JS: Yes, the University of North Carolina at Charlotte in in the north end of Charlotte. I work pretty closely with that University on a number of issues and products, as I’m on the board. We also Johnson C. Smith University, which is a historically black university in the city limits, and we have Queens University, which is also in the Charlotte city limits, so we have an academic community that exists. What we are finding is that there are more students who are matriculating out of undergraduate who are interested in starting their own businesses, particularly from the University of Charlotte which produces more computer science graduates than any other university in the Carolinas. It’s the largest institution, so typically the pipeline from that institution is one that goes from  University to corporate because we have a very high demand for corporate I.T. in Charlotte, especially for banks. We are also trying to encourage there are also needs for people to find career paths that  do include entrepreneurism.

S&RC: If you’re averse to the term “Smart City,” how would you brand Charlotte?

JS: The thing I would say about Charlotte is that we are focused on being a winning city.  We do see ourselves in competition with other cities for residents, for businesses and for visitors. The elements that we are attuned to are what does it take for us to win, win those residences, win those businesses and then we how want to use technology as an enabler for how we win versus focusing on being smart, which often starts to look like technology for technology’s sake. We want to avoid that particular path, we think that’s a dead-end path.

S&RC: How do you differentiate Charlotte from the other cities that are doing the exact same thing?

JS: I think that’s the million dollar question.
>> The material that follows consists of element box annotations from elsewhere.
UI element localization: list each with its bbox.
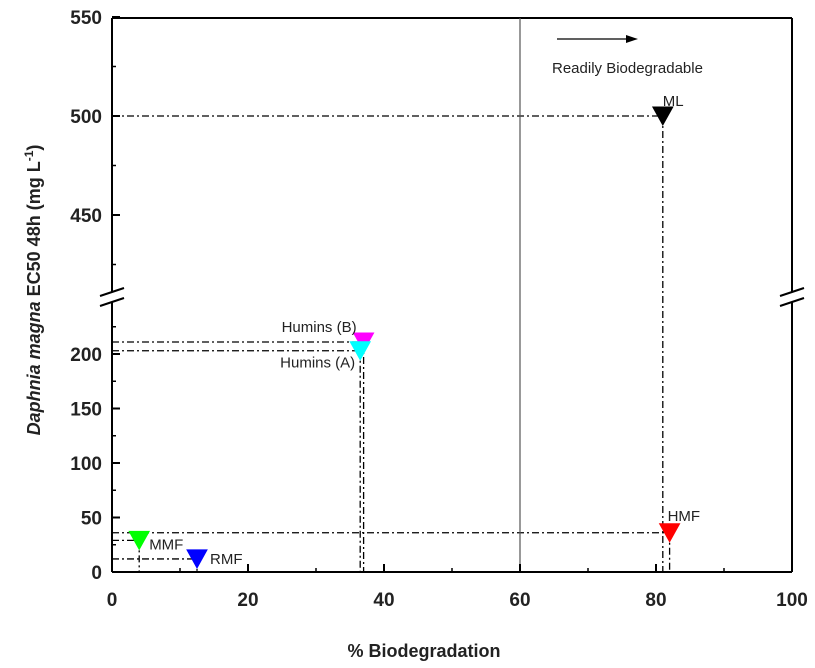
point-label-hmf: HMF bbox=[668, 508, 701, 525]
x-tick-label: 0 bbox=[107, 590, 118, 611]
point-label-rmf: RMF bbox=[210, 551, 243, 568]
point-marker-humins-a- bbox=[349, 341, 372, 361]
y-axis-title-normal: EC50 48h (mg L bbox=[24, 161, 44, 301]
axis-break-left-2 bbox=[99, 297, 125, 307]
point-marker-mmf bbox=[128, 530, 151, 551]
y-tick-label: 550 bbox=[70, 8, 102, 29]
point-label-ml: ML bbox=[663, 93, 684, 110]
y-tick-label: 450 bbox=[70, 206, 102, 227]
y-tick-label: 100 bbox=[70, 454, 102, 475]
y-tick-label: 50 bbox=[81, 509, 102, 530]
annotation-text: Readily Biodegradable bbox=[552, 60, 703, 77]
axis-break-right-1 bbox=[779, 287, 805, 297]
y-tick-label: 0 bbox=[91, 563, 102, 584]
annotation-arrow-head bbox=[626, 35, 638, 43]
x-tick-label: 60 bbox=[509, 590, 530, 611]
y-axis-title-close: ) bbox=[24, 145, 44, 151]
x-tick-label: 100 bbox=[776, 590, 808, 611]
axis-break-left-1 bbox=[99, 287, 125, 297]
y-axis-title-sup: -1 bbox=[22, 150, 36, 161]
y-tick-label: 150 bbox=[70, 400, 102, 421]
y-axis-title: Daphnia magna EC50 48h (mg L-1) bbox=[22, 145, 44, 436]
x-axis-title: % Biodegradation bbox=[347, 641, 500, 661]
point-label-humins-a-: Humins (A) bbox=[280, 355, 355, 372]
axis-break-right-2 bbox=[779, 297, 805, 307]
point-marker-ml bbox=[651, 106, 674, 127]
point-label-humins-b-: Humins (B) bbox=[282, 319, 357, 336]
x-tick-label: 80 bbox=[645, 590, 666, 611]
point-label-mmf: MMF bbox=[149, 536, 183, 553]
point-marker-hmf bbox=[658, 523, 681, 543]
x-tick-label: 40 bbox=[373, 590, 394, 611]
x-tick-label: 20 bbox=[237, 590, 258, 611]
y-tick-label: 200 bbox=[70, 345, 102, 366]
point-marker-rmf bbox=[186, 549, 208, 569]
y-tick-label: 500 bbox=[70, 107, 102, 128]
y-axis-title-italic: Daphnia magna bbox=[24, 301, 44, 435]
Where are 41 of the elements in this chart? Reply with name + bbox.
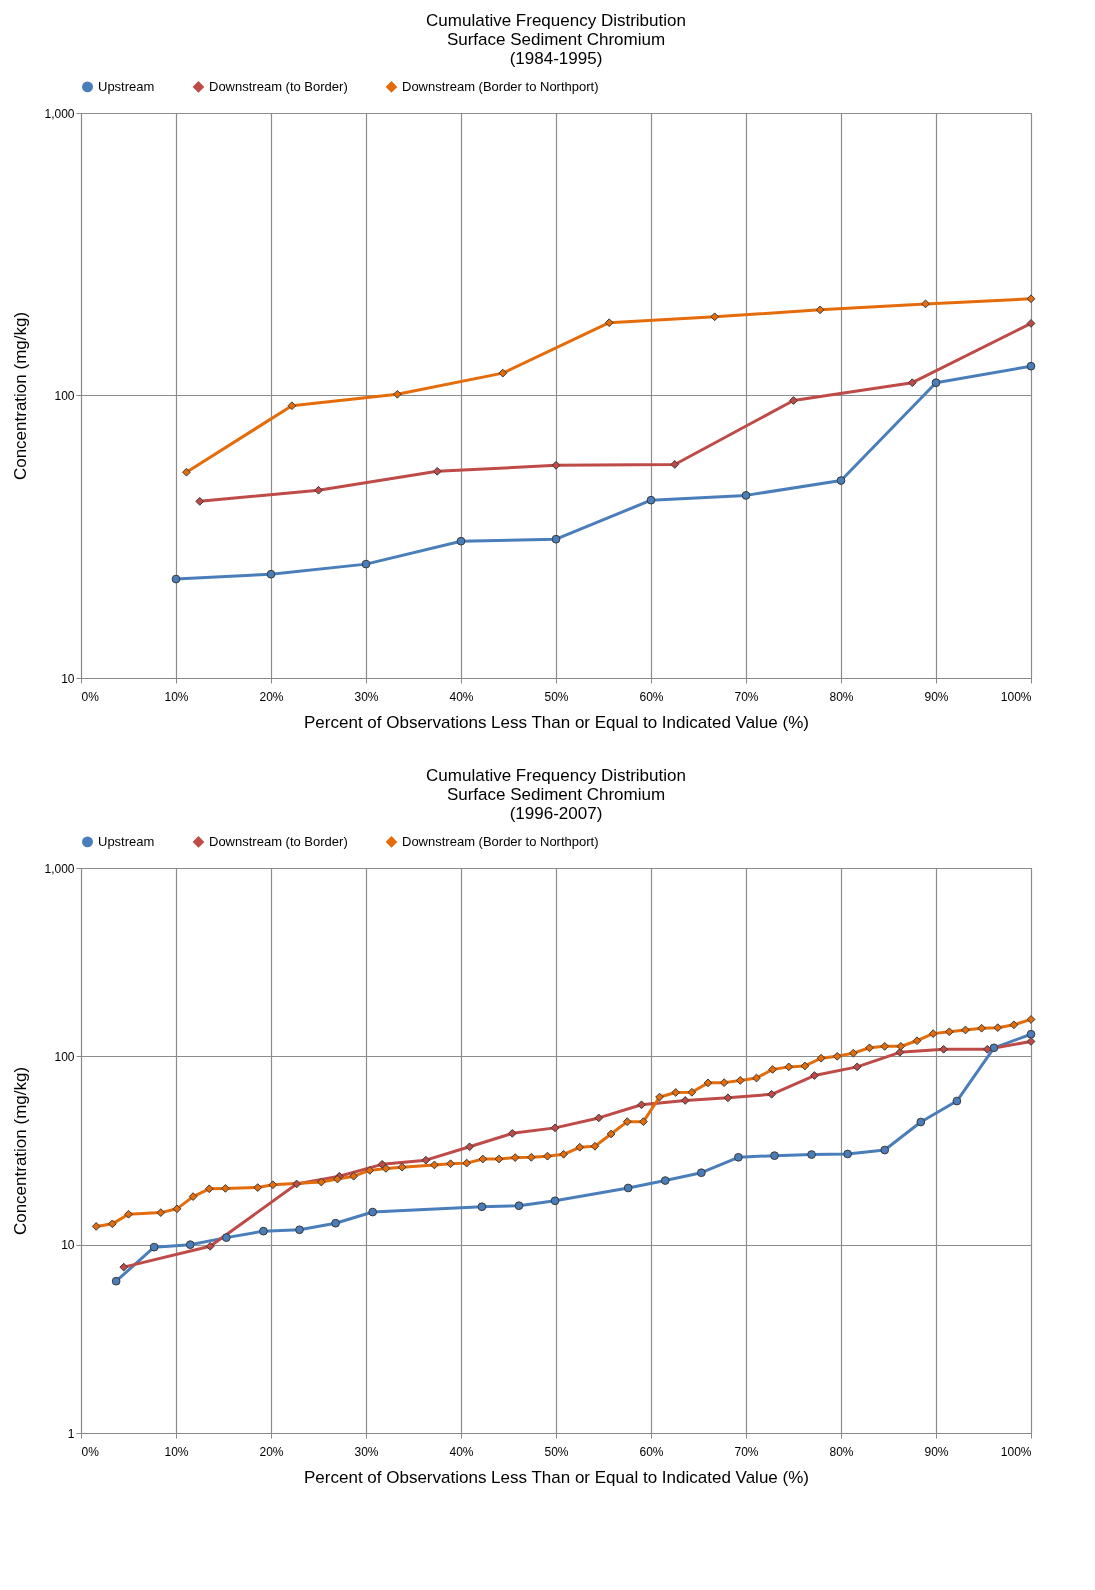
- y-tick-label: 1,000: [44, 861, 75, 876]
- chart-title: Cumulative Frequency Distribution Surface Sediment Chromium (1996-2007): [426, 766, 686, 823]
- legend-label: Upstream: [98, 78, 155, 94]
- y-tick-label: 1,000: [44, 106, 75, 121]
- x-tick-label: 90%: [924, 1444, 949, 1459]
- x-tick-label: 60%: [639, 1444, 664, 1459]
- x-tick-label: 100%: [1000, 689, 1032, 704]
- y-tick-label: 10: [61, 671, 75, 686]
- x-tick-label: 40%: [449, 689, 474, 704]
- x-tick-label: 70%: [734, 1444, 759, 1459]
- y-axis-title: Concentration (mg/kg): [11, 1066, 31, 1236]
- legend-label: Upstream: [98, 833, 155, 849]
- x-tick-label: 30%: [354, 1444, 379, 1459]
- x-tick-label: 80%: [829, 1444, 854, 1459]
- y-axis-title: Concentration (mg/kg): [11, 311, 31, 481]
- legend-label: Downstream (to Border): [209, 833, 348, 849]
- x-tick-label: 70%: [734, 689, 759, 704]
- legend-label: Downstream (to Border): [209, 78, 348, 94]
- x-tick-label: 30%: [354, 689, 379, 704]
- x-tick-label: 10%: [164, 1444, 189, 1459]
- x-tick-label: 100%: [1000, 1444, 1032, 1459]
- x-tick-label: 40%: [449, 1444, 474, 1459]
- x-tick-label: 50%: [544, 1444, 569, 1459]
- y-tick-label: 100: [54, 1049, 75, 1064]
- chart-title: Cumulative Frequency Distribution Surface Sediment Chromium (1984-1995): [426, 11, 686, 68]
- legend-label: Downstream (Border to Northport): [402, 833, 599, 849]
- x-tick-label: 90%: [924, 689, 949, 704]
- x-axis-title: Percent of Observations Less Than or Equal to Indicated Value (%): [304, 712, 809, 732]
- legend-label: Downstream (Border to Northport): [402, 78, 599, 94]
- x-tick-label: 20%: [259, 689, 284, 704]
- x-tick-label: 10%: [164, 689, 189, 704]
- x-tick-label: 20%: [259, 1444, 284, 1459]
- x-tick-label: 0%: [81, 1444, 100, 1459]
- x-tick-label: 50%: [544, 689, 569, 704]
- x-tick-label: 0%: [81, 689, 100, 704]
- x-axis-title: Percent of Observations Less Than or Equal to Indicated Value (%): [304, 1467, 809, 1487]
- y-tick-label: 1: [67, 1426, 75, 1441]
- x-tick-label: 60%: [639, 689, 664, 704]
- x-tick-label: 80%: [829, 689, 854, 704]
- y-tick-label: 100: [54, 389, 75, 403]
- y-tick-label: 10: [61, 1238, 75, 1253]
What does differentiation look like in the public sector? From my perspective, I think public sector organizations haven’t really thought of themselves in terms of differentiation and competition thoroughly over the past decades. Now there is starting to be some notion that this is something we need to focus on as public sector entities. Often times, that means not just focus on individual jurisdictions. That’s one of the reasons why we don’t typically think of ourselves as competition, but looking at the whole broad regionalism  that goes along with it and what does it take for the region to be competitive which means going across jurisdictional lines and being able to have shared goals, shared objectives and shared needs to achieve those objectives. This tends to be a very challenging thing to do in the local government sector.

S&RC: Have you made any efforts to reach out to regional partners? I know Atlanta is big in that space , but how would you define region or how many partners do you have in your jurisdiction?

JS: Absolutely, we reach out to our aligned jurisdictions on a regular basis and we are always trying to find ways that we can work together. However, I can honestly say that if the drive is not coming from the top of the organization in terms of regionalism, it makes it very difficult for CIOs or planners to just to get together on their own to make that happen. It has to be something that’s a concerted effort, has to be driven from leadership and it has to come from a place of this is how we distinguish. This is how we innovate, this is how we are going to make ourselves different from those other regions.